One topic which few others have addressed is the role of academia in the crisis. Ferguson notes that many of the leading professors and leading faculty members of the economics and business school establishments often derive large proportions of their incomes from either engaging as consultants, or speaking engagements. As examples he uses a Harvard University economist’s ties to AIG and J.P. Morgan & Co., the current dean of the Columbia Business School, affiliated with KKR and BlackRock Financial. In embarrassing and somewhat caustic interviews they all deny the existence of any conflict of interest between academia and the banking sector.
The film ends by contending that despite recent financial regulations, the underlying system has not changed; rather the remaining banks are only bigger, while all the incentives remain the same, and not a single top executive has been prosecuted for their role in the global financial meltdown.
“If you’re not enraged by the end of the movie, you weren’t paying attention.”
Mary and Richard Corliss, TIME Magazine
“…. .it should be shown in every college and high school, in all the economics, civics or social studies classes in America, to inform a generation that might, possibly, recognize our essentially greedy human nature and figure out how to learn from past mistakes. Explains complex ideas with a clarity and skill that make them comprehensible to anyone willing to pay attention."
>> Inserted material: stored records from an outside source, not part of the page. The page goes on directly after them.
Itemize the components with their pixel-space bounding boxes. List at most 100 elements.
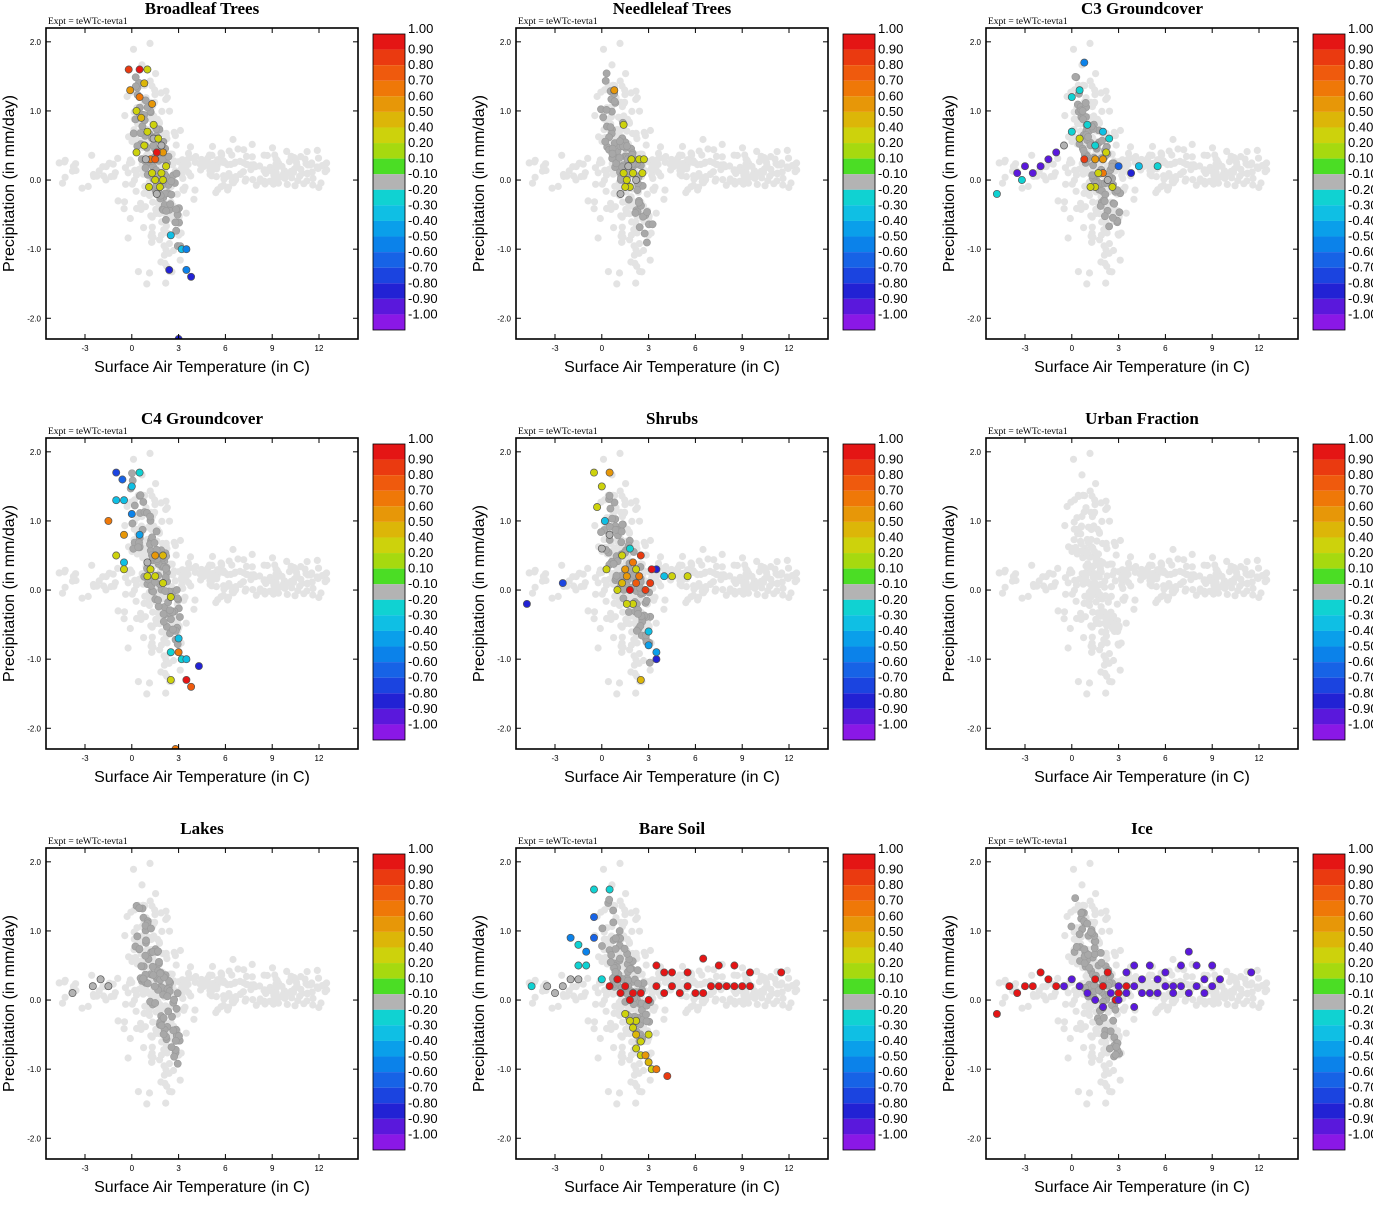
background-point — [1089, 634, 1096, 641]
background-point — [540, 573, 547, 580]
background-point — [647, 537, 654, 544]
background-point — [162, 1100, 169, 1107]
background-point — [1083, 280, 1090, 287]
data-point — [629, 170, 636, 177]
colorbar: 1.000.900.800.700.600.500.400.200.10-0.1… — [1313, 21, 1373, 330]
neutral-point — [643, 597, 650, 604]
colorbar-swatch — [1313, 709, 1345, 725]
background-point — [1052, 579, 1059, 586]
colorbar-label: -0.40 — [1348, 623, 1373, 638]
colorbar-label: 0.40 — [408, 940, 433, 955]
background-point — [197, 576, 204, 583]
background-point — [173, 552, 180, 559]
data-point — [113, 552, 120, 559]
data-point — [150, 121, 157, 128]
background-point — [704, 555, 711, 562]
background-point — [684, 976, 691, 983]
background-point — [701, 160, 708, 167]
background-point — [1111, 129, 1118, 136]
background-point — [636, 650, 643, 657]
colorbar-label: 0.40 — [878, 530, 903, 545]
colorbar-swatch — [1313, 647, 1345, 663]
data-point — [142, 156, 149, 163]
colorbar-label: 0.60 — [878, 498, 903, 513]
background-point — [142, 203, 149, 210]
background-point — [1241, 566, 1248, 573]
neutral-point — [155, 958, 162, 965]
background-point — [1209, 144, 1216, 151]
background-point — [1153, 575, 1160, 582]
background-point — [304, 990, 311, 997]
data-point — [1084, 121, 1091, 128]
background-point — [79, 185, 86, 192]
data-point — [136, 469, 143, 476]
background-point — [682, 189, 689, 196]
background-point — [288, 563, 295, 570]
background-points — [526, 860, 801, 1108]
x-tick-label: 12 — [785, 344, 794, 353]
background-point — [314, 164, 321, 171]
background-point — [1089, 591, 1096, 598]
colorbar-swatch — [1313, 174, 1345, 190]
colorbar-label: -0.40 — [408, 213, 438, 228]
background-point — [1078, 523, 1085, 530]
neutral-point — [160, 618, 167, 625]
neutral-point — [646, 659, 653, 666]
background-point — [183, 1030, 190, 1037]
background-point — [166, 518, 173, 525]
background-point — [1224, 170, 1231, 177]
background-point — [183, 620, 190, 627]
colorbar-label: -0.20 — [408, 182, 438, 197]
background-point — [1249, 585, 1256, 592]
background-point — [1025, 593, 1032, 600]
colorbar-swatch — [1313, 314, 1345, 330]
background-point — [1125, 161, 1132, 168]
background-point — [234, 965, 241, 972]
data-point — [153, 190, 160, 197]
background-point — [1119, 175, 1126, 182]
background-point — [787, 999, 794, 1006]
background-point — [190, 196, 197, 203]
background-point — [603, 1008, 610, 1015]
background-point — [323, 986, 330, 993]
background-point — [198, 156, 205, 163]
y-tick-label: -1.0 — [497, 655, 511, 664]
background-point — [679, 553, 686, 560]
neutral-point — [168, 178, 175, 185]
background-point — [121, 1018, 128, 1025]
background-point — [595, 644, 602, 651]
background-point — [558, 562, 565, 569]
background-point — [146, 40, 153, 47]
background-point — [121, 198, 128, 205]
background-point — [529, 1000, 536, 1007]
background-point — [572, 586, 579, 593]
data-point — [1115, 163, 1122, 170]
background-point — [187, 143, 194, 150]
x-tick-label: 6 — [223, 1164, 228, 1173]
background-point — [249, 961, 256, 968]
background-point — [1209, 554, 1216, 561]
background-point — [1087, 488, 1094, 495]
panel-title: Lakes — [180, 819, 224, 838]
background-point — [1098, 499, 1105, 506]
background-point — [1046, 570, 1053, 577]
colorbar-swatch — [843, 174, 875, 190]
background-point — [249, 176, 256, 183]
neutral-point — [166, 607, 173, 614]
background-point — [617, 898, 624, 905]
background-point — [1085, 579, 1092, 586]
background-point — [1189, 551, 1196, 558]
background-point — [694, 1006, 701, 1013]
data-point — [626, 545, 633, 552]
neutral-point — [610, 919, 617, 926]
x-tick-label: 9 — [740, 344, 745, 353]
y-tick-label: -2.0 — [497, 314, 511, 323]
background-point — [190, 1016, 197, 1023]
background-point — [269, 554, 276, 561]
background-point — [1098, 518, 1105, 525]
background-point — [62, 977, 69, 984]
background-point — [636, 518, 643, 525]
x-tick-label: -3 — [81, 1164, 89, 1173]
y-tick-label: 0.0 — [30, 996, 42, 1005]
Marshall Fine – Huffington Post
"No financial journalist could have made this film: we were all far too close to the people and events depicted in it, which turn out to have really needed an outsider's perspective. In expert hands, the medium, at least when it's under the control of Charles Ferguson, can do a spectacularly good job of presenting what happened and why. A must-see for pretty much everybody."
Felix Salmon - Reuters
"INSIDE JOB deserves to be considered an authoritative primer on the financial collapse. Charles Ferguson lays out in methodical and stunning detail the factors that led to the financial collapse of 2008, threading viewers through a complicated skein of financial information with smooth assurance and clear-eyed analysis."
Ann Hornaday – Washington Post
"A crime story like no other in history. Ferguson spells out with remarkable clarity complicated financial matters at the heart of the meltdown."
Dave Germain – Associated Press
"The year’s most essential film, a must-see for anyone who cares about the health of this country."
Erica Abeel – Huffington Post
"This movie has the rare gifts of lucid passion and informed rage...provides the most comprehensive brief narrative of the causes of the crisis."